Boston Symphony’s 2022-23 season to feature works addressing social and cultural issues

Posted on: April 21, 2022

The Boston Symphony Orchestra and Music Director Andris Nelsons perform at Boston’s Symphony Hall. Photo: Michael Blanchard

“Haunted by the horrors of the war in Ukraine, the Boston Symphony Orchestra is sounding a decidedly somber note … for its 2022-23 season,” writes William Kole in Wednesday’s (4/20) Associated Press. The season “will include a three-week festival in March dubbed ‘Voices of Loss, Reckoning and Hope’—a musical exploration of racial injustice, civil rights and gender inequity…. The orchestra … will perform … Dmitri Shostakovich’s Symphony No. 13—a five-movement denunciation of Stalinism based on poems by Yevgeny Yevtushenko. The first movement [invokes] a Nazi massacre of Ukrainian Jews.
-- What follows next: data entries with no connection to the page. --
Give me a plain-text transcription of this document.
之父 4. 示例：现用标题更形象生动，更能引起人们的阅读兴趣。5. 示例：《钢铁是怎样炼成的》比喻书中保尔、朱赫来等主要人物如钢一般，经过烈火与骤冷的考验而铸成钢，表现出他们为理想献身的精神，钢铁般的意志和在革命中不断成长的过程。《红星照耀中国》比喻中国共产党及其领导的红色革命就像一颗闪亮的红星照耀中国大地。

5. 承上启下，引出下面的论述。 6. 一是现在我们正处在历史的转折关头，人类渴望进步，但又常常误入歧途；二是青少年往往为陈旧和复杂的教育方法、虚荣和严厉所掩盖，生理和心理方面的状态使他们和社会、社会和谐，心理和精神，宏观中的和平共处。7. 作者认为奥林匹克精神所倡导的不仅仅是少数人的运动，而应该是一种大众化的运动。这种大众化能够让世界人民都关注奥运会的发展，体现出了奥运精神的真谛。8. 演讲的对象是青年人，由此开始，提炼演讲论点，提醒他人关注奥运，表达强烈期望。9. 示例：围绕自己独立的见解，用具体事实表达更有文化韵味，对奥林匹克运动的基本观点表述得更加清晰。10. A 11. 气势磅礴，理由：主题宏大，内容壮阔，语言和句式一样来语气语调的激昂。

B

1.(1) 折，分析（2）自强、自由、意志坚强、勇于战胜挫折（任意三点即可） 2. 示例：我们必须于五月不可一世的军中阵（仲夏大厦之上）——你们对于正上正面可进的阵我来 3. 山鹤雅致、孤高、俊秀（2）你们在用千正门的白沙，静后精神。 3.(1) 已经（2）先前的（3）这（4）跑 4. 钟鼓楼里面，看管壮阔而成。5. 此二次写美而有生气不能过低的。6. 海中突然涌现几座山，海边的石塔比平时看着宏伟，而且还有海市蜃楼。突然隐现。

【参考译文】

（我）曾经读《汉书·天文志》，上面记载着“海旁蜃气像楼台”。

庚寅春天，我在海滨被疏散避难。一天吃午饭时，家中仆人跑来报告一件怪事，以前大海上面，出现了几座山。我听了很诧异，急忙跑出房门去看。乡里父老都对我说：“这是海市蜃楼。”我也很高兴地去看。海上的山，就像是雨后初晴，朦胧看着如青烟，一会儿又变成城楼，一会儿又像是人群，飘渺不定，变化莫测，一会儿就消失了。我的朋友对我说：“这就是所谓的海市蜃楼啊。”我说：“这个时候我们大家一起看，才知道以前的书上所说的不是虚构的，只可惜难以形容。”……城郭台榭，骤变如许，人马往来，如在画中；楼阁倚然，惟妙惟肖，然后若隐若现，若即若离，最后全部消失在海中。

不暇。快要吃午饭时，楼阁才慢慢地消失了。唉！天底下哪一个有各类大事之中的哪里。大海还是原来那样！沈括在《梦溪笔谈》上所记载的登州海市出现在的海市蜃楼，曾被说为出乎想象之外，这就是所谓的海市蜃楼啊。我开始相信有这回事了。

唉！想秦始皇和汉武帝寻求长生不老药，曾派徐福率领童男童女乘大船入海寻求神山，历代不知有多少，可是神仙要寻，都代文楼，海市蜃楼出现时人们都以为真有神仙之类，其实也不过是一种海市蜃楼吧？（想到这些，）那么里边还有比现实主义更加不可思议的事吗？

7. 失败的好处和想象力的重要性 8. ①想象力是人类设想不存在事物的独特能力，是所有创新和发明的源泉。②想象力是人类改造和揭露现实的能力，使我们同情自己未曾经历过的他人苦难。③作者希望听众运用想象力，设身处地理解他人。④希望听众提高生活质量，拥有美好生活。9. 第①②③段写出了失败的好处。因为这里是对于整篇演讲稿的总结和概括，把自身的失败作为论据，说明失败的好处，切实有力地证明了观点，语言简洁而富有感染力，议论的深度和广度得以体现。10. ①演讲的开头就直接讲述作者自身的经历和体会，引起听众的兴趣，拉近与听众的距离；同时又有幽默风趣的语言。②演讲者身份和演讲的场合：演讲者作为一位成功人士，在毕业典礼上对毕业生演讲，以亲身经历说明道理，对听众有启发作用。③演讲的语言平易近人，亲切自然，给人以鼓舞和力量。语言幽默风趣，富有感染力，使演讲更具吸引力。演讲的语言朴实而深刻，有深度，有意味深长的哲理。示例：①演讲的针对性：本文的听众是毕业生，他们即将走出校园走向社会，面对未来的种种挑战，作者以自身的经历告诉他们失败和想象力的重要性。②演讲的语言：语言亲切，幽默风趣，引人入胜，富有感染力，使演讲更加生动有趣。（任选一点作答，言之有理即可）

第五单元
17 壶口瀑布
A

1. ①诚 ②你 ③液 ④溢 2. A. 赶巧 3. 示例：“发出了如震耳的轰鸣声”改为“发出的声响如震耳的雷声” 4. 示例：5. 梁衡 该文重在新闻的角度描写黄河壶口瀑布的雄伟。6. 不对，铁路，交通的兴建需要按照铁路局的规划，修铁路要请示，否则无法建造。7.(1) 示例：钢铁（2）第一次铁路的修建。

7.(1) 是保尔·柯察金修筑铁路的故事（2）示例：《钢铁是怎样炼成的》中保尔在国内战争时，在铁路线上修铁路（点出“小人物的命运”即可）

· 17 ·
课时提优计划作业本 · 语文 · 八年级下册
Omer Meir Wellber will direct the BSO in the American premiere of Israeli composer Ella Milch-Sheriff’s ‘The Eternal Stranger,’ which captures the hostility and rejection experienced by refugees and others…. Other concerts will feature … Górecki’s ‘Symphony of Sorrowful Songs’ … and … Osvaldo Golijov’s ‘Falling Out of Time.’… Featured in the March festival will be … Julia Wolfe’s ‘Her Story,’ [about] the continuing struggle for women’s rights…. Also highlighted: Anthony Davis’ clarinet concerto, ‘You Have the Right to Remain Silent,’ with soloist Anthony McGill, about the emotional consequences of encounters with law enforcement; and Uri Caine’s ‘The Passion of Octavius Catto,’ [about] the titular 19th-century Philadelphia civil rights activist.”